All Israel News Staff | September 14, 2022
Trade between Israel and the United Arab Emirates and Bahrain – the two Muslim nations that signed the Abraham Accords with Israel on Sept. 15, 2020 – has grown and flourished in the past two years.
Although still low compared to Israel’s trade with China, the United States or Europe, the volume is trending upwards.
According to Israel’s Ministry of Economic Affairs, trade between Israel and the Gulf countries reached $1.4 billion in the last half year alone, not including the service sector – which adds another $200-300 million – or military exports, which are classified.
In 2021, trade between Israel and the Gulf countries reached about $1.2 billion including services.
Israel’s Ambassador to the United Arab Emirates Amir Hayek estimates that trade between Israel and the UAE will reach as much as $5 billion three years from now.

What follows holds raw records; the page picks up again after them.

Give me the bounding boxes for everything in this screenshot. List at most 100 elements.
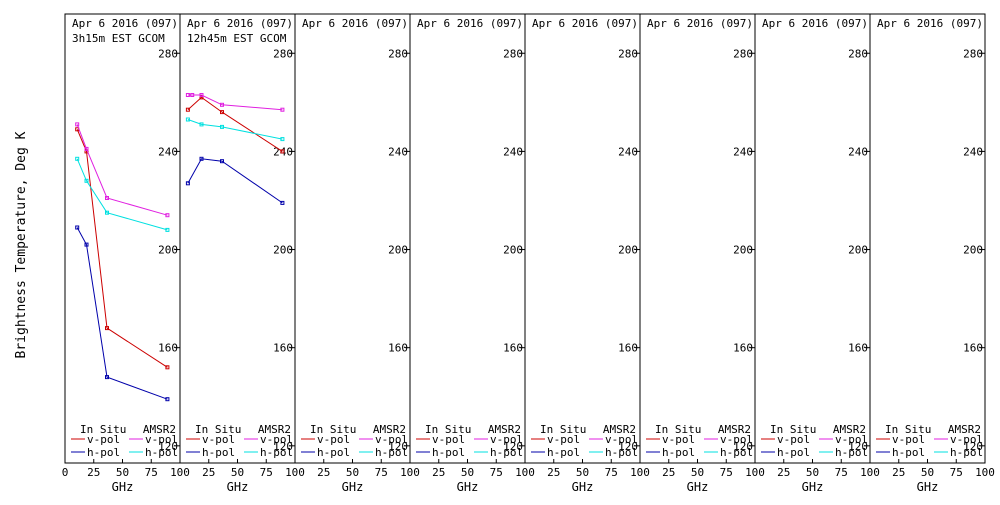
panel-frame xyxy=(754,13,871,464)
legend-label-insitu-v: v-pol xyxy=(432,433,465,446)
legend-title-insitu: In Situ xyxy=(770,423,816,436)
y-tick-label: 160 xyxy=(848,342,868,355)
chart-panel-4: Apr 6 2016 (097) 120 160 200 240 280 25 50 75 100… xyxy=(409,13,535,494)
legend-label-insitu-h: h-pol xyxy=(777,446,810,459)
panel-frame xyxy=(869,13,986,464)
x-tick-label: 75 xyxy=(490,466,503,479)
legend-label-insitu-v: v-pol xyxy=(662,433,695,446)
x-axis-label: GHz xyxy=(572,480,594,494)
x-axis-label: GHz xyxy=(802,480,824,494)
y-tick-label: 120 xyxy=(503,440,523,453)
series-line-in-situ-v-pol xyxy=(187,96,283,152)
legend-title-insitu: In Situ xyxy=(425,423,471,436)
series-line-amsr2-v-pol xyxy=(76,124,168,216)
data-point xyxy=(84,146,89,151)
y-tick-label: 240 xyxy=(618,145,638,158)
legend-title-amsr2: AMSR2 xyxy=(718,423,751,436)
x-axis-label: GHz xyxy=(917,480,939,494)
legend-label-insitu-h: h-pol xyxy=(87,446,120,459)
panel-frame xyxy=(409,13,526,464)
x-tick-label: 50 xyxy=(576,466,589,479)
y-tick-label: 120 xyxy=(158,440,178,453)
y-tick-label: 200 xyxy=(963,244,983,257)
y-tick-label: 120 xyxy=(618,440,638,453)
legend-label-amsr2-v: v-pol xyxy=(490,433,523,446)
panel-frame xyxy=(64,13,181,464)
legend-label-insitu-h: h-pol xyxy=(432,446,465,459)
legend-title-insitu: In Situ xyxy=(885,423,931,436)
y-tick-label: 160 xyxy=(273,342,293,355)
x-tick-label: 50 xyxy=(346,466,359,479)
x-tick-label: 25 xyxy=(432,466,445,479)
data-point xyxy=(105,210,109,215)
data-point xyxy=(280,149,285,154)
data-point xyxy=(165,213,170,218)
data-point xyxy=(105,375,109,380)
x-tick-label: 25 xyxy=(892,466,905,479)
legend-label-insitu-h: h-pol xyxy=(662,446,695,459)
panel-title: Apr 6 2016 (097) xyxy=(532,17,638,30)
legend-label-amsr2-h: h-pol xyxy=(835,446,868,459)
data-point xyxy=(199,95,204,100)
x-tick-label: 75 xyxy=(720,466,733,479)
chart-panel-6: Apr 6 2016 (097) 120 160 200 240 280 25 50 75 100… xyxy=(639,13,765,494)
data-point xyxy=(165,397,170,402)
y-tick-label: 280 xyxy=(733,47,753,60)
legend-label-insitu-h: h-pol xyxy=(892,446,925,459)
y-tick-label: 120 xyxy=(733,440,753,453)
x-tick-label: 25 xyxy=(662,466,675,479)
y-tick-label: 200 xyxy=(848,244,868,257)
legend-title-amsr2: AMSR2 xyxy=(833,423,866,436)
data-point xyxy=(199,93,204,97)
data-point xyxy=(199,156,204,161)
y-tick-label: 160 xyxy=(733,342,753,355)
x-tick-label: 75 xyxy=(605,466,618,479)
y-tick-label: 160 xyxy=(503,342,523,355)
panel-title: Apr 6 2016 (097) xyxy=(877,17,983,30)
x-tick-label: 50 xyxy=(116,466,129,479)
x-tick-label: 100 xyxy=(515,466,535,479)
x-axis-label: GHz xyxy=(227,480,249,494)
legend-label-amsr2-h: h-pol xyxy=(375,446,408,459)
y-tick-label: 120 xyxy=(848,440,868,453)
x-axis-label: GHz xyxy=(687,480,709,494)
x-axis-label: GHz xyxy=(342,480,364,494)
y-tick-label: 160 xyxy=(158,342,178,355)
legend-label-amsr2-h: h-pol xyxy=(720,446,753,459)
legend-title-insitu: In Situ xyxy=(195,423,241,436)
y-tick-label: 120 xyxy=(963,440,983,453)
chart-panel-1: Apr 6 2016 (097) 3h15m EST GCOM 120 160 200 2… xyxy=(62,13,190,494)
legend-label-insitu-v: v-pol xyxy=(317,433,350,446)
x-tick-label: 100 xyxy=(745,466,765,479)
x-tick-label: 50 xyxy=(231,466,244,479)
legend-label-amsr2-v: v-pol xyxy=(835,433,868,446)
panel-title: Apr 6 2016 (097) xyxy=(417,17,523,30)
data-point xyxy=(185,93,190,97)
legend-title-insitu: In Situ xyxy=(655,423,701,436)
legend-title-amsr2: AMSR2 xyxy=(488,423,521,436)
y-tick-label: 160 xyxy=(618,342,638,355)
legend-title-amsr2: AMSR2 xyxy=(948,423,981,436)
legend-label-amsr2-v: v-pol xyxy=(260,433,293,446)
legend-label-amsr2-h: h-pol xyxy=(605,446,638,459)
x-tick-label: 50 xyxy=(691,466,704,479)
legend-label-insitu-v: v-pol xyxy=(777,433,810,446)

And the free trade agreement signed in May is expected to catapult trade even further to possibly $10 billion in five years. According to the agreement, tariffs will be removed or reduced on 96% of goods traded between the two countries.
“The results of this agreement are very tangible. We are working to expand this cooperation to other countries, in the Middle East, Africa and India. The goal of the Abraham Accords is to bring prosperity to all the inhabitants of this region,” said Emirati Minister of Trade Thani Al Zeyoudi. “Once the results of this agreement can be seen by all, other countries will want to mimic its success.”
According to Ohad Cohen, head of the Foreign Trade Administration in Israel’s Ministry of Economic Affairs, Israel’s trade with the UAE is growing much faster than with other countries.
Nevertheless, unrealistic expectations on the part of Israelis following the Abraham Accords also led to some misunderstandings.
“Many people thought that they would find money trees lining the streets of Abu Dhabi and Dubai,” Cohen said. “Unprecedented numbers of delegations made pilgrimage to the UAE, but many of the participants had no realistic appreciation of what the UAE had to offer.’’
Zeyoudi explained the initial learning curve.
“The Israelis thought that money would flow easily from here, but the fact is that business is business,” Thani Al Zeyoudi, said, referring to the differences in culture and social norms between Israelis and Emiratis. “In order to receive our investments and cooperation, there needs to be a tangible product that has proved itself.”
In fact, some of the most significant investments by the UAE – such as a $10 billion investment fund promised by President Mohammed bin Zayed to former Prime Minister Benjamin Netanyahu – came to a halt because of political chaos and bureaucracy in Israel.
Furthermore, Hayek says that Emiratis are not interested in startups, but prefer to invest in large infrastructure projects, something they haven’t found in Israel perhaps because China runs so many of them.
“They [Emiratis] would, for example, be happy to build an off-shore airport,” Hayek said. “They have experience with that. Or they would invest in creating a new off-shore neighborhood for Tel Aviv, similar to Dubai’s Palm Jumeirah neighborhood.’’
In addition to trade, tourism between the two countries has grown. Almost half a million Israelis visited the UAE since the inception of the Abraham Accords.
In addition, travel agencies in both Europe and the United States now market package tours that include visits to both Israel and the UAE, contributing to a boost in tourism to both countries.